El ojo estructura el universo. Ver no es una recepción pasiva. Ver es ya hacer poesía. Esto lo saben muy bien los niños. Por eso dibujan esas abstracciones incomprensibles que nuestra mirada normalizada rechaza.
Un niño dibuja y nos muestra lo que hizo. Se trata de una mancha marrón surcada por un par de trazos verdes. En un costado hay una línea curva roja y dos redondeles amarillos. Nos extienden el papel para que lo veamos de cerca y nos dicen: “este es el oso bueno y esta la morsa malvada”. El ojo del poeta crea el mundo. Ese relato con el que los niños presentan sus dibujos es un juego sabio. Ellos saben que en la construcción visual del mundo caben todas las potencialidades.
De la misma forma que el arte alegre de los niños, el mundo que crean estas fotos de Alberto Goldenstein no pertenece al reino de la ficción sino al del saber. Pero es un saber que no requiere del razonamiento. Es un juego. Un placer. Un enamoramiento.

Eugene Atget siempre quiso ser pintor, pero se sabía incapaz de esa maestría manual que él considera imprescindible para un artista. Después de todo era un hombre del siglo XIX, ese último momento en la historia del arte en el que el toque artesanal seguía siendo esencial.
Poco después de cumplir 40 años, Atget prefirió dedicarse a algo que le parecía propio para alguien que no sabía pintar: la fotografía. Durante tres décadas solo hizo una cosa: fotografiar sistemáticamente su ciudad, Paris.
El proyecto de Atget era no tener proyecto. Aunque dejo una de las colecciones de fotografía más exhaustivas sobre una ciudad, nunca pensó en hacer un ensayo fotográfico.
Veía lo que nadie veía porque tenía una mirada enamorada. Una mirada sin proyecto. El recorrido de Alberto Goldenstein por Buenos Aires dialoga con Atget. Lo cita sin citarlo. Es también un vagabundeo al azar del placer. Ese vagar sin proyecto no es una ingenuidad ni la espera de una revelación mágica. Es un saber que nace del goce. Sin sentido, sin proyecto.
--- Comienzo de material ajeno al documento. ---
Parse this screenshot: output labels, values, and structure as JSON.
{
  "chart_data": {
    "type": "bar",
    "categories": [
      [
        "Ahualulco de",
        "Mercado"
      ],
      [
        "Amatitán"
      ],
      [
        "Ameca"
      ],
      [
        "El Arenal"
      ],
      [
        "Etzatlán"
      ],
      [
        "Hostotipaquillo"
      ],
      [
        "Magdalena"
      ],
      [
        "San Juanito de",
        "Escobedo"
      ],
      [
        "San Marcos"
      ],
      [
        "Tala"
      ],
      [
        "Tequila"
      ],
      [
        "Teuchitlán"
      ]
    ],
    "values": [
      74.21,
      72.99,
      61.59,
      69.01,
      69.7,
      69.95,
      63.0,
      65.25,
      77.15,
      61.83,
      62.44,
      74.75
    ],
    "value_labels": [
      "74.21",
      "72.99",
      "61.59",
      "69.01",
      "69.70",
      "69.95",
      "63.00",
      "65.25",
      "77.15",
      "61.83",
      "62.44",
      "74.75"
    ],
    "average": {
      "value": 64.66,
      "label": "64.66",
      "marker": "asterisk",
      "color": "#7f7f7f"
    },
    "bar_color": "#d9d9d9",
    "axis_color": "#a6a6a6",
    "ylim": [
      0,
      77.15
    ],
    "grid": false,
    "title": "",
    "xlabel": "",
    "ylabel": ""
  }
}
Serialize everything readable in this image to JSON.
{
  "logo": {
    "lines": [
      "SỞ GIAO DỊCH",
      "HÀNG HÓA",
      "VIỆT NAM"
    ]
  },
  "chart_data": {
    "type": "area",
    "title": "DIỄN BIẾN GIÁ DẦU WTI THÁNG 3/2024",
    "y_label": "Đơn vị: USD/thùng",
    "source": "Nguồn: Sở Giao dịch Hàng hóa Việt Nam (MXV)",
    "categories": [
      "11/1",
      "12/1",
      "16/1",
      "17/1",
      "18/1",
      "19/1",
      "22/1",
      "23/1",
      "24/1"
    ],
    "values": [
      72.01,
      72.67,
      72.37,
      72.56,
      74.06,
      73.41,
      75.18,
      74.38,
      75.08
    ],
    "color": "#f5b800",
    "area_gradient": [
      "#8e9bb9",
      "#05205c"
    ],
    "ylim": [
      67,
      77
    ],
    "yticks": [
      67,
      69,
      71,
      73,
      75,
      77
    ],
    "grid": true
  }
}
La foto de la fuente de Las Nereidas fue tomada después de varios años de vagar por allí y de esperar el momento en que la luz entregara ese secreto.
Para captar esta foto el diafragma estuvo abierto apenas centésimas de segundo, pero la toma necesitó casi ochocientos días de espera. El vagabundeo de Goldenstein, como el de Atget, es fotografía zen.

Daniel Molina.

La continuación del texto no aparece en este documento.